Closed: “True, I have no idea what those alternative barriers look like. Personally, I am constantly terrified about barriers. I’m the only one in my whole family that is a psychological criterion closed individualist. I just now felt the existential crisis once again. Look, if the psychological criterion is a matter-of-fact, a brute state of affairs, then who are we to decide who we are? I could drink a little bit too much” -Bartender re-fills the gin and tonic of Closed- “and then out of the Blue, simply, disappear. I mean, stop existing.”
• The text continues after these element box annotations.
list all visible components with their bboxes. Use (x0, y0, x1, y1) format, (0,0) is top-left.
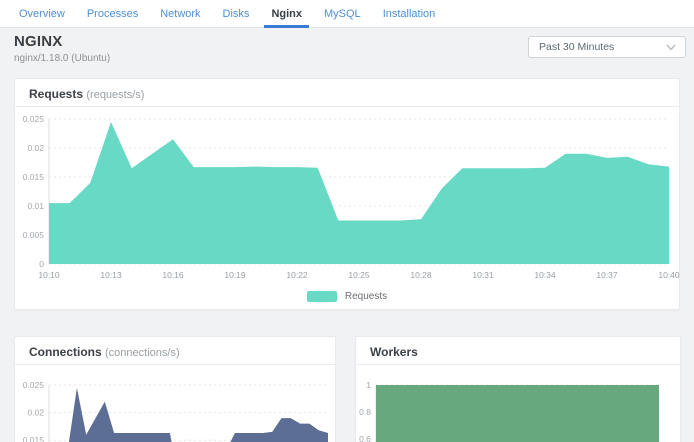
chart-title-unit: (connections/s) (105, 347, 180, 359)
legend-swatch (307, 291, 337, 302)
tab-disks[interactable]: Disks (212, 0, 261, 27)
svg-text:10:16: 10:16 (162, 270, 184, 280)
svg-text:0.02: 0.02 (27, 408, 44, 418)
svg-text:10:19: 10:19 (224, 270, 246, 280)
svg-text:0.015: 0.015 (23, 435, 45, 442)
svg-text:0.005: 0.005 (23, 230, 45, 240)
svg-text:10:13: 10:13 (100, 270, 122, 280)
divider (15, 106, 679, 107)
connections-chart-title: Connections (connections/s) (15, 337, 335, 363)
svg-text:10:10: 10:10 (38, 270, 60, 280)
svg-text:0.025: 0.025 (23, 115, 45, 124)
connections-card: Connections (connections/s) 0.025 0.02 0.0… (14, 336, 336, 442)
workers-chart-title: Workers (356, 337, 680, 363)
svg-text:0.025: 0.025 (23, 381, 45, 390)
divider (15, 364, 335, 365)
svg-text:0.02: 0.02 (27, 143, 44, 153)
workers-card: Workers 10.80.60.40.20 (355, 336, 681, 442)
page-subtitle: nginx/1.18.0 (Ubuntu) (14, 53, 110, 64)
svg-text:10:22: 10:22 (286, 270, 308, 280)
tab-bar: OverviewProcessesNetworkDisksNginxMySQLI… (0, 0, 694, 28)
page-header: NGINX nginx/1.18.0 (Ubuntu) (14, 33, 110, 64)
svg-text:0.8: 0.8 (359, 407, 371, 417)
svg-text:0.6: 0.6 (359, 434, 371, 442)
requests-card: Requests (requests/s) 0.025 0.02 0.015 0.01… (14, 78, 680, 310)
tab-network[interactable]: Network (149, 0, 211, 27)
monitoring-dashboard: OverviewProcessesNetworkDisksNginxMySQLI… (0, 0, 694, 442)
time-range-value: Past 30 Minutes (539, 41, 614, 53)
svg-text:1: 1 (366, 381, 371, 390)
svg-text:10:31: 10:31 (472, 270, 494, 280)
chevron-down-icon (666, 44, 676, 51)
tab-overview[interactable]: Overview (8, 0, 76, 27)
page-title: NGINX (14, 33, 110, 50)
svg-text:10:28: 10:28 (410, 270, 432, 280)
chart-title-text: Workers (370, 345, 418, 359)
requests-legend[interactable]: Requests (15, 291, 679, 302)
chart-title-text: Requests (29, 87, 83, 101)
divider (356, 364, 680, 365)
svg-text:10:37: 10:37 (596, 270, 618, 280)
legend-label: Requests (345, 291, 387, 302)
connections-chart: 0.0250.020.0150.010.0050 (15, 381, 335, 442)
svg-text:10:34: 10:34 (534, 270, 556, 280)
tab-installation[interactable]: Installation (372, 0, 447, 27)
requests-chart: 0.025 0.02 0.015 0.01 0.005 010:10 10:13 10:16 1… (15, 115, 679, 287)
chart-title-unit: (requests/s) (86, 89, 144, 101)
time-range-select[interactable]: Past 30 Minutes (528, 36, 686, 58)
svg-text:0.015: 0.015 (23, 172, 45, 182)
svg-text:10:40: 10:40 (658, 270, 680, 280)
svg-text:0.01: 0.01 (27, 201, 44, 211)
tab-mysql[interactable]: MySQL (313, 0, 372, 27)
workers-chart: 10.80.60.40.20 (356, 381, 680, 442)
tab-processes[interactable]: Processes (76, 0, 149, 27)
chart-title-text: Connections (29, 345, 102, 359)
svg-text:0: 0 (39, 259, 44, 269)
svg-text:10:25: 10:25 (348, 270, 370, 280)
tab-nginx[interactable]: Nginx (260, 0, 313, 27)
requests-chart-title: Requests (requests/s) (15, 79, 679, 105)
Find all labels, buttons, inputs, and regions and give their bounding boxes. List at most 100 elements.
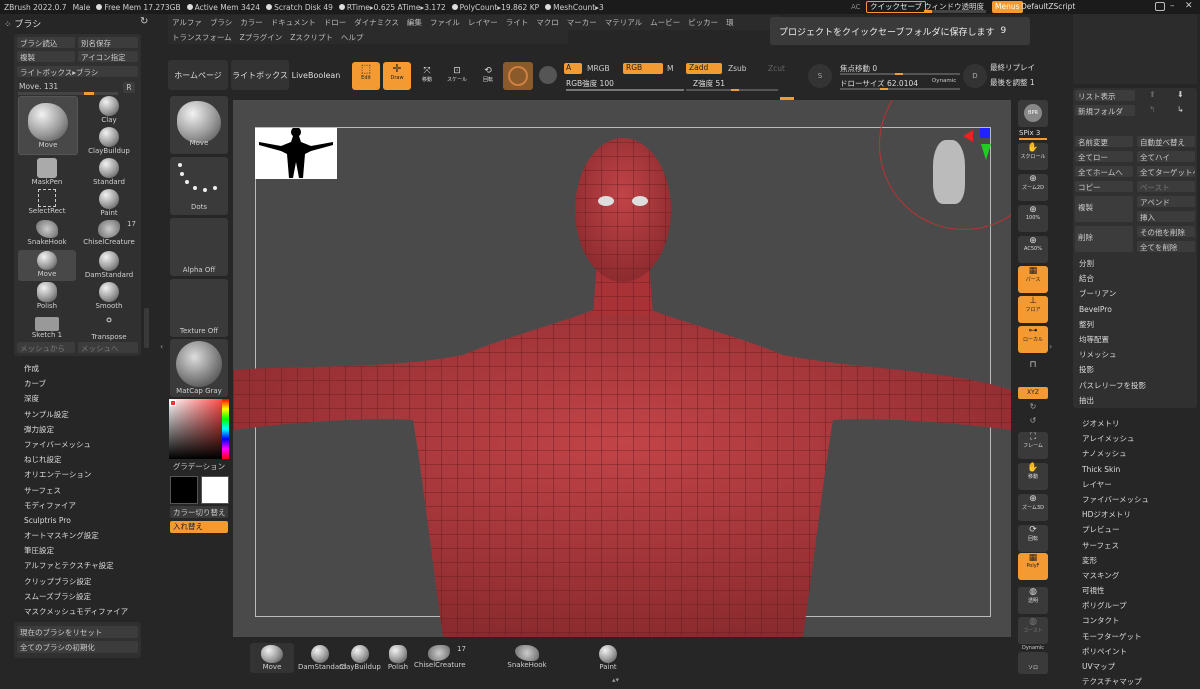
append-button[interactable]: アペンド (1137, 196, 1195, 207)
menu-nanomesh[interactable]: ナノメッシュ (1076, 446, 1200, 461)
orientation-head-icon[interactable] (933, 140, 965, 204)
menu-sample[interactable]: サンプル設定 (18, 407, 144, 422)
swap-button[interactable]: 入れ替え (170, 521, 228, 533)
menus-button[interactable]: Menus (992, 1, 1023, 13)
menu-picker[interactable]: ピッカー (684, 17, 722, 28)
menu-alpha-texture[interactable]: アルファとテクスチャ設定 (18, 558, 144, 573)
menu-automasking[interactable]: オートマスキング設定 (18, 528, 144, 543)
refresh-icon[interactable]: ↻ (140, 16, 148, 27)
menu-project[interactable]: 投影 (1073, 362, 1197, 377)
collapse-right-icon[interactable]: › (1049, 342, 1052, 351)
delete-other-button[interactable]: その他を削除 (1137, 226, 1195, 237)
xyz-button[interactable]: XYZ (1018, 387, 1048, 399)
rotate-y-icon[interactable]: ↻ (1018, 402, 1048, 414)
menu-remesh[interactable]: リメッシュ (1073, 347, 1197, 362)
menu-create[interactable]: 作成 (18, 361, 144, 376)
all-high-button[interactable]: 全てハイ (1137, 151, 1195, 162)
hue-slider[interactable] (222, 399, 229, 459)
edit-button[interactable]: ⬚ Edit (352, 62, 380, 90)
copy-button[interactable]: コピー (1075, 181, 1133, 192)
brush-damstandard[interactable]: DamStandard (80, 251, 138, 281)
brush-copy-button[interactable]: 複製 (17, 51, 75, 62)
menu-macro[interactable]: マクロ (532, 17, 563, 28)
menu-zscript[interactable]: Zスクリプト (286, 32, 337, 43)
menu-light[interactable]: ライト (502, 17, 533, 28)
menu-smooth-brush[interactable]: スムーズブラシ設定 (18, 589, 144, 604)
menu-mask-mesh[interactable]: マスクメッシュモディファイア (18, 604, 144, 619)
reset-brush-button[interactable]: 現在のブラシをリセット (17, 626, 138, 638)
polyframe-button[interactable]: ▦ PolyF (1018, 553, 1048, 580)
bpr-button[interactable]: BPR (1018, 100, 1048, 127)
menu-edit[interactable]: 編集 (403, 17, 426, 28)
arrow-down-icon[interactable]: ⬇ (1177, 90, 1184, 99)
transparency-button[interactable]: ◍ 透明 (1018, 587, 1048, 614)
shelf-paint[interactable]: Paint (586, 643, 630, 673)
menu-thick-skin[interactable]: Thick Skin (1076, 462, 1200, 477)
menu-curve[interactable]: カーブ (18, 376, 144, 391)
quicksave-button[interactable]: クイックセーブ (866, 1, 927, 13)
color-marker[interactable] (170, 400, 176, 406)
brush-clay[interactable]: Clay (80, 96, 138, 126)
tray-scrollbar[interactable] (144, 308, 149, 348)
init-all-brushes-button[interactable]: 全てのブラシの初期化 (17, 641, 138, 653)
menu-surface[interactable]: サーフェス (18, 483, 144, 498)
menu-brush[interactable]: ブラシ (206, 17, 236, 28)
insert-button[interactable]: 挿入 (1137, 211, 1195, 222)
adjust-last-button[interactable]: 最後を調整 1 (990, 77, 1035, 88)
shelf-claybuildup[interactable]: ClayBuildup (338, 643, 382, 673)
menu-depth[interactable]: 深度 (18, 391, 144, 406)
focal-shift-slider[interactable] (840, 73, 960, 75)
menu-distribute[interactable]: 均等配置 (1073, 332, 1197, 347)
menu-morph-target[interactable]: モーフターゲット (1076, 629, 1200, 644)
z-intensity-slider[interactable] (686, 89, 778, 91)
menu-masking[interactable]: マスキング (1076, 568, 1200, 583)
liveboolean-button[interactable]: LiveBoolean (291, 60, 341, 90)
texture-thumb[interactable]: Texture Off (170, 279, 228, 337)
to-mesh-button[interactable]: メッシュへ (78, 342, 138, 353)
menu-document[interactable]: ドキュメント (267, 17, 320, 28)
last-replay-button[interactable]: 最終リプレイ (990, 62, 1035, 73)
a-button[interactable]: A (564, 63, 582, 74)
delete-all-button[interactable]: 全てを削除 (1137, 241, 1195, 252)
menu-marker[interactable]: マーカー (563, 17, 601, 28)
dynamic-toggle[interactable]: Dynamic (932, 78, 956, 84)
r-button[interactable]: R (123, 82, 135, 93)
half-size-button[interactable]: ⊕ AC50% (1018, 236, 1048, 263)
current-brush-thumb[interactable]: Move (170, 96, 228, 154)
brush-scroll-slider[interactable] (18, 92, 118, 95)
zoom3d-button[interactable]: ⊕ ズーム3D (1018, 494, 1048, 521)
draw-size-slider[interactable] (840, 88, 960, 90)
move-up-icon[interactable]: ↰ (1149, 105, 1156, 114)
menu-layers[interactable]: レイヤー (1076, 477, 1200, 492)
menu-elasticity[interactable]: 弾力設定 (18, 422, 144, 437)
scale-mode-button[interactable]: ⊡ スケール (446, 66, 468, 90)
brush-transpose[interactable]: ⚬ Transpose (80, 313, 138, 343)
spix-slider[interactable] (1019, 138, 1047, 140)
spix-label[interactable]: SPix 3 (1019, 129, 1040, 137)
menu-visibility[interactable]: 可視性 (1076, 583, 1200, 598)
menu-polypaint[interactable]: ポリペイント (1076, 644, 1200, 659)
menu-transform[interactable]: トランスフォーム (168, 32, 236, 43)
menu-extract[interactable]: 抽出 (1073, 393, 1197, 408)
ghost-button[interactable]: ◍ ゴースト (1018, 617, 1048, 644)
lightbox-brush-button[interactable]: ライトボックス▸ブラシ (17, 66, 138, 77)
brush-smooth[interactable]: Smooth (80, 282, 138, 312)
brush-paint[interactable]: Paint (80, 189, 138, 219)
scroll-button[interactable]: ✋ スクロール (1018, 143, 1048, 170)
primary-color-swatch[interactable] (170, 476, 198, 504)
move-view-button[interactable]: ✋ 移動 (1018, 463, 1048, 490)
draw-d-icon[interactable]: D (963, 64, 987, 88)
minimize-icon[interactable]: – (1170, 1, 1175, 11)
mrgb-button[interactable]: MRGB (587, 64, 610, 73)
rgb-strength[interactable]: RGB強度 100 (566, 78, 614, 89)
menu-arraymesh[interactable]: アレイメッシュ (1076, 431, 1200, 446)
menu-sculptris-pro[interactable]: Sculptris Pro (18, 513, 144, 528)
restore-window-icon[interactable] (1155, 2, 1165, 11)
menu-fibermesh[interactable]: ファイバーメッシュ (18, 437, 144, 452)
menu-draw[interactable]: ドロー (320, 17, 351, 28)
perspective-button[interactable]: ▦ パース (1018, 266, 1048, 293)
menu-color[interactable]: カラー (236, 17, 267, 28)
zoom2d-button[interactable]: ⊕ ズーム2D (1018, 174, 1048, 201)
zsub-button[interactable]: Zsub (728, 64, 747, 73)
rename-button[interactable]: 名前変更 (1075, 136, 1133, 147)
Open: “Of course people in that case wouldn’t notice any change, right? You would have crossed your personal identity barrier, by moving sufficiently far from the centroid of your psychological attributes. Then you would stop existing. Functionally, though, the transition would not be detectable. Do you realize you just endorsed the personal identity version of epiphenomenalism? Is that a boundary you are willing to cross?”
Closed: “In general, boundaries are there for a reason. I generally don’t cross them. Talking about boundries, wasn’t this a joke? Doesn’t it have an ending? It certainly had all of the looks of it at the start. Something about two persons going into a bar. Should we close it?”
Open: “Well, if I finish this joke, it would technically be an Open-ended joke, right?”
Closed: “But if I am the one who ends it, I would deliver a punchline, and make it Closed-ended.”
Bartender: “After feeling ignored for a while, I have decided to use this last here-and-now to finalize the plot. Why? Because all of your talk was empty and it looked like fluff.”
Inspired by: David Pearce, Daniel Kolak, Derek Parfit, Buddha, and Krishna. Peace be upon the emptiness.